Изменить стиль страницы

У Левы выходной день. Он пришил уже себе две пуговицы, разгладил брюки и занялся делом деликатным: разоблачил сомье, поставил стоймя и из насосика, заранее припасенного, стал опрыскивать флейтоксом. Лева аккуратен и хозяйствен. Одет прилично, «чистенько», из заработка откладывает, и мечтает купить кусок земли под Парижем. На сберегательной книжке у него тысяч десять.

Стук в дверь смутил его. Развороченное сомье, подозрительный запах…

Никак не улыбалось, чтобы застали за этим занятием. Быстро накинул пиджак, проскользнул в коридор: дверь за собою закрыл.

— Лев Николаевич, прямо ужас, к нам течет, короче говоря, как река сверху, наверно, кран забыли закрыть…

Из-под двери соседней комнаты выступила в коридор лужица, все увеличивающаяся.

— Это у проклятого китайца… ушел, мерзавец, забыл кран закрыть… То-то я слышу, журчит что-то рядом в комнате…

— Ведь нас там затопит…

— Не беспокойтесь, Валентина Григорьевна…

Лева в свое время воевал, наступал и отступал — вообще видал виды. Его худое лицо, с красивыми глазами, было довольно твердо и не нервно. Он ясно знал, где правая сторона, где левая, как сидеть у пулемета или за рулем.

— Консьержку, консьержку, — кричала Валентина Григорьевна.

Лева пробовал открыть своим ключом. Ключ не подходил. Внизу, на генераловой площадке, отворилась дверь.

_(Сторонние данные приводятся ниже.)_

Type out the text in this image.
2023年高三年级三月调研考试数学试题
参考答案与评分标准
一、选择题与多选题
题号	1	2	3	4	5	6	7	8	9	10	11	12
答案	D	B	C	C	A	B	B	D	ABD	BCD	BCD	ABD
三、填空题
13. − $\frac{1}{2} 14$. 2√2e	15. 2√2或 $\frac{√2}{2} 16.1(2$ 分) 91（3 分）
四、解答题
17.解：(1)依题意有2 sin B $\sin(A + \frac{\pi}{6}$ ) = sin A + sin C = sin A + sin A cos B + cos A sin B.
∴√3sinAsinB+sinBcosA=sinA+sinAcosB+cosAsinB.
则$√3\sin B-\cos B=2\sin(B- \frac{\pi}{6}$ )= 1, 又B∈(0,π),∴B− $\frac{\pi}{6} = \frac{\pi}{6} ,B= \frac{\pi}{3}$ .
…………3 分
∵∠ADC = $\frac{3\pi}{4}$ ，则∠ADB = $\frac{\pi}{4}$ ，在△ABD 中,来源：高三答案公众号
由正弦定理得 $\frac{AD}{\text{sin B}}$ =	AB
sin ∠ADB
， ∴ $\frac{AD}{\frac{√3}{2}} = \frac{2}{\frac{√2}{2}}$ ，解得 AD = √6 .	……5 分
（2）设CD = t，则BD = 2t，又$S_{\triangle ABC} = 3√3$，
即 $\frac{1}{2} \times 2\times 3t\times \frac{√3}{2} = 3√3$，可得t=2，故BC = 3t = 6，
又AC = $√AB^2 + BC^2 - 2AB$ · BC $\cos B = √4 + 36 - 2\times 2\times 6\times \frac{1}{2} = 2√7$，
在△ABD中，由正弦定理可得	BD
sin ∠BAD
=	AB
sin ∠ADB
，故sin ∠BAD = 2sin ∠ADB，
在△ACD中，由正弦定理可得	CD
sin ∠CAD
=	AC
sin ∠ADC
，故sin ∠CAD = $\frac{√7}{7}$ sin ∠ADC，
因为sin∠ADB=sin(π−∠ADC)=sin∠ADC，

— Что такое? — спросил генерал громко, недовольно. — В чем дело? Кто шумит?

Но Лева уже летел к нему.

— А-а… наводнение! Так, та-а-ак-с… Желаете попробовать моим ключом? Могу.

Лева оказался очень быстр в движениях. Но генерал тоже заинтересовался — медленно стал подыматься, в пиджачке своем, еще не бритый, с таким видом, как обер-полицмейстер прибывает на пожар. Вежливо, но «с достоинством» поздоровался с Валентиной Григорьевной.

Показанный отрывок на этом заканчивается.